Email sync is a another ?. Given the fact most of your users will be first time users (I guess), it would be very nice to explain to them, why do you need all the info you are asking for. And on my side, after providing different-from-registration mail, the system hanged without any warning.
So, after a failed phone sync, failed mail sync without any proper explanations, all I am left out with is calendar. And it is pretty nice, I admit, just the design continuously reminds me of a linux_operator-desperate-to-use-photoshop-but-he-is-stuck-with-gimp wanna be designer looking for clues on apple design themes. As a result - it looks like a failed copy.
So even though I deeply respect all the stuff you guys do, I cannot stands still on claims stating that this particular product is polished from a user perspective and design.
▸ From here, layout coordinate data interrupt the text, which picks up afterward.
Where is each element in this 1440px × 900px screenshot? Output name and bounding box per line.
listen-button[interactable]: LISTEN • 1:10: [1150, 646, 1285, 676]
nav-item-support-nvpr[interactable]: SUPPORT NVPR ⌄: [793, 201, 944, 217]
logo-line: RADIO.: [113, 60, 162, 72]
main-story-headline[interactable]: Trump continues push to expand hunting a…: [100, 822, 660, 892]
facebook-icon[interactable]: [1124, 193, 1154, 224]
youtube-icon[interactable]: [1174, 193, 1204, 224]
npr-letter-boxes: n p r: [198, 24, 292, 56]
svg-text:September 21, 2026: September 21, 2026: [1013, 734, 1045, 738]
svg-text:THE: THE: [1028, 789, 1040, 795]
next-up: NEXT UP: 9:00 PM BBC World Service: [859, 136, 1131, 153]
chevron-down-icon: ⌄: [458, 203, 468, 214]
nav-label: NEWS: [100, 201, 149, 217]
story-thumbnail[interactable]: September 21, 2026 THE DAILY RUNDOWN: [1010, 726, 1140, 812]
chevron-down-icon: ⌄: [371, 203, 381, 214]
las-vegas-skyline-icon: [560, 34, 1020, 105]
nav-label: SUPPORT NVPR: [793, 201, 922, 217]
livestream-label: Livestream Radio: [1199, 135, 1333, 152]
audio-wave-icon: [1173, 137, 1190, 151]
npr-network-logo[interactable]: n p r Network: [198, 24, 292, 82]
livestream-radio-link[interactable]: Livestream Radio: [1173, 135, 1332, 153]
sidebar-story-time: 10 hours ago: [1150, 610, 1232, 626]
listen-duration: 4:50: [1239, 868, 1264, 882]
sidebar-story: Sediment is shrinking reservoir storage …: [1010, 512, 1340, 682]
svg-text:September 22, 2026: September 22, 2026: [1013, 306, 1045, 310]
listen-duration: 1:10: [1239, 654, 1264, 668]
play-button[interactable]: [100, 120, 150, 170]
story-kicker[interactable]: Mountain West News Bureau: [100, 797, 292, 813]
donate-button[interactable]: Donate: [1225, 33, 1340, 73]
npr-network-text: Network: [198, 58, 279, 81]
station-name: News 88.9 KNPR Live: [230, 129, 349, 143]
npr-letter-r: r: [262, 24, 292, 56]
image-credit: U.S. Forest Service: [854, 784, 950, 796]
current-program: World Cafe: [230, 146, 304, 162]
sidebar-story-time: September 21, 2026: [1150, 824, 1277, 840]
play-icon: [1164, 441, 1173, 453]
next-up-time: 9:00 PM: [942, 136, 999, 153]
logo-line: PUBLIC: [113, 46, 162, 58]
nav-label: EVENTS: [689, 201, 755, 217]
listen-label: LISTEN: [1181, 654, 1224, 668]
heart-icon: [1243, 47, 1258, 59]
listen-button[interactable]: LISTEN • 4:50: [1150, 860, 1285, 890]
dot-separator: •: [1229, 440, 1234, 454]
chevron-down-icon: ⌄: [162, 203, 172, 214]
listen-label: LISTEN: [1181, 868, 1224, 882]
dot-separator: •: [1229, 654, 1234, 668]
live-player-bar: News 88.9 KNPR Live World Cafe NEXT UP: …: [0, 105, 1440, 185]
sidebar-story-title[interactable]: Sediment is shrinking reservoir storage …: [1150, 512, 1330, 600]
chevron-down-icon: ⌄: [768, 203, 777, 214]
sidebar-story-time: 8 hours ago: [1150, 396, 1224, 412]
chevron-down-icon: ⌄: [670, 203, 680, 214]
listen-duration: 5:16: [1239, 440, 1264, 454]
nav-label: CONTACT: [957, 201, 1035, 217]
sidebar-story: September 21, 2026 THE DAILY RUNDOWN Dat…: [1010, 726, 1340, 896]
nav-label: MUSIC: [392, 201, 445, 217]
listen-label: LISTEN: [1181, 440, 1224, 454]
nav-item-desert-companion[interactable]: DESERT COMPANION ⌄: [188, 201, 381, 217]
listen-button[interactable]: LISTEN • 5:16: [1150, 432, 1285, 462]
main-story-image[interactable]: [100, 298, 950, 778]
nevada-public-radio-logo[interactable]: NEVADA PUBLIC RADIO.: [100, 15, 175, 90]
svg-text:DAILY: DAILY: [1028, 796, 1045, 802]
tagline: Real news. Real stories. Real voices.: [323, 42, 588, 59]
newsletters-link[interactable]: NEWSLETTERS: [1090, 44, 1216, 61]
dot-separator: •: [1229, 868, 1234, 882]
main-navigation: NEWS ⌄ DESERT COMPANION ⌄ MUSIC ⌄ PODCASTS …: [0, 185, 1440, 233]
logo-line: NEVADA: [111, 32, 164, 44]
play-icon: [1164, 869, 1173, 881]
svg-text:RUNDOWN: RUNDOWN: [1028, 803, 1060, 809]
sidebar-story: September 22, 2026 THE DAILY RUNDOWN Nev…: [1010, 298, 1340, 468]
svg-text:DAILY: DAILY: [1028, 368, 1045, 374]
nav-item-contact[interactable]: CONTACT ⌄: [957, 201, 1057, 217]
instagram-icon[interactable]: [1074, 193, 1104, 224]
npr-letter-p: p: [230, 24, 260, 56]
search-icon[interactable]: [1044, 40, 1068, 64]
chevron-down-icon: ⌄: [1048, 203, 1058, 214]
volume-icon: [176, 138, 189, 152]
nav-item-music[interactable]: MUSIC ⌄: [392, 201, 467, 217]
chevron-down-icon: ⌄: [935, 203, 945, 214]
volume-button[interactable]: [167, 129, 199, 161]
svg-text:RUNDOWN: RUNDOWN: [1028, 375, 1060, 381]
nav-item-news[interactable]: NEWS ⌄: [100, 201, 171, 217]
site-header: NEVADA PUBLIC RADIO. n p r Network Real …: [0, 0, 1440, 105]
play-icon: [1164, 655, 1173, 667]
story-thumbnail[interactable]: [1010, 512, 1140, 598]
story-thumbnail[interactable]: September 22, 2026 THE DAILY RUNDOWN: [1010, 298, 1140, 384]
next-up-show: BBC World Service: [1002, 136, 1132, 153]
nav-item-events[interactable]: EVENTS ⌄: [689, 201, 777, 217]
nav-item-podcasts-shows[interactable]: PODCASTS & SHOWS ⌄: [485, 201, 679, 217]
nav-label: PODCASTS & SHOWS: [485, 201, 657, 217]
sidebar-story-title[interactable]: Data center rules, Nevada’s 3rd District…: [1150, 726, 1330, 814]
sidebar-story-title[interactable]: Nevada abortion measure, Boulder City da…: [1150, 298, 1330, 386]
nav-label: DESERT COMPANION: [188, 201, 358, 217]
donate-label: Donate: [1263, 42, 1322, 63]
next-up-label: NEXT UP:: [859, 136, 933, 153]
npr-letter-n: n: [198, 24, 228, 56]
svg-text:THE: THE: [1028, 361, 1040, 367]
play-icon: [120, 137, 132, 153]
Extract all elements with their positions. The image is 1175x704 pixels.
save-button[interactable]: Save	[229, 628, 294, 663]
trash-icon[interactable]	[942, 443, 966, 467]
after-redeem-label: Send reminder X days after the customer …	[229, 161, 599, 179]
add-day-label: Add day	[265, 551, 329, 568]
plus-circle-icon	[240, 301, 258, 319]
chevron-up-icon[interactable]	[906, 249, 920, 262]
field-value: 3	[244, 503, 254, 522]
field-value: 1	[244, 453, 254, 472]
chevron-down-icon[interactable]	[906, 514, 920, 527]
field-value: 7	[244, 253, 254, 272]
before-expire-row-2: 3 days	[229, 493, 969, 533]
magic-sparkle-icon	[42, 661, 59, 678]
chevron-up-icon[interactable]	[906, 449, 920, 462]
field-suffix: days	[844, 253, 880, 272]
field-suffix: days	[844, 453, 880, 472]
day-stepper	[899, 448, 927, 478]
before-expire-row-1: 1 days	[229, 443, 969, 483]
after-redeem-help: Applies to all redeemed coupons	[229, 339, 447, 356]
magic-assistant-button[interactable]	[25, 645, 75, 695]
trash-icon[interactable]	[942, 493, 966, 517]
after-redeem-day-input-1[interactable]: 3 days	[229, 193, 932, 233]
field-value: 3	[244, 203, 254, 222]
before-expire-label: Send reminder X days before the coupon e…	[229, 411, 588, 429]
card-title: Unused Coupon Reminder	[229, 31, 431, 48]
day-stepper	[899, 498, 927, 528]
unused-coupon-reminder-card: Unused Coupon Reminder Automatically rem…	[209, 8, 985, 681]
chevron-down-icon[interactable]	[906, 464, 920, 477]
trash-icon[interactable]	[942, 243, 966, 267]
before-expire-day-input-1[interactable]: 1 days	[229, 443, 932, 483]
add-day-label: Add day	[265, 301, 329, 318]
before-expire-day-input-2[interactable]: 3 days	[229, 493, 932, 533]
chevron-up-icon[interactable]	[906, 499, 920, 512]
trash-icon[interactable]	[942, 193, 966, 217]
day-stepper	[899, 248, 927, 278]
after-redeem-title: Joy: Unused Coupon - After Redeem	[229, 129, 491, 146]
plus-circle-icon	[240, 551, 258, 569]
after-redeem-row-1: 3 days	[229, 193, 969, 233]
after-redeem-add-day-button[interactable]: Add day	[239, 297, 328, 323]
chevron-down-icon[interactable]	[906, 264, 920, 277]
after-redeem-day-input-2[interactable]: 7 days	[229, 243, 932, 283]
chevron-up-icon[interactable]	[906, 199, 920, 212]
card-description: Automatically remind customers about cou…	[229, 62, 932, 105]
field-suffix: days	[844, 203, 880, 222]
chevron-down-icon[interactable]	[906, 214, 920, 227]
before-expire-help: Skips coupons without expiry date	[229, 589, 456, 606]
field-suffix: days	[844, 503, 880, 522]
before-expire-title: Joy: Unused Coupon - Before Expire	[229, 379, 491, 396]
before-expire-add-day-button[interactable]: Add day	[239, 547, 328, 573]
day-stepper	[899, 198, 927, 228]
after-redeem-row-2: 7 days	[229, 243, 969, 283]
This is exaggeration the italian way. It has a long way to reach de-facto high usability and design standards that you are mentioning and talking about on your blog.
Comment Posted at 06:39
Fabrizio said...
Hi Byla,
thanks for your long post.
At least, thanks for saying it is an improvement :-) I know, we can do better, we will do better. It is nice to always have higher goals.
The lack of snappiness might have compromised a bit your judgment. That is due to HW resources, which we are working on, rather than the interface.
But I take your criticism positively. We'll get there, one day.
fabrizio
Comment Posted at 07:30
Love the new portal and the product as a whole. It's too bad there's such a large gap between the community version and the carrier edition. I know there are lots of service providers who would love to offer a commercial version of the product, but on a much smaller scale than your carrier edition.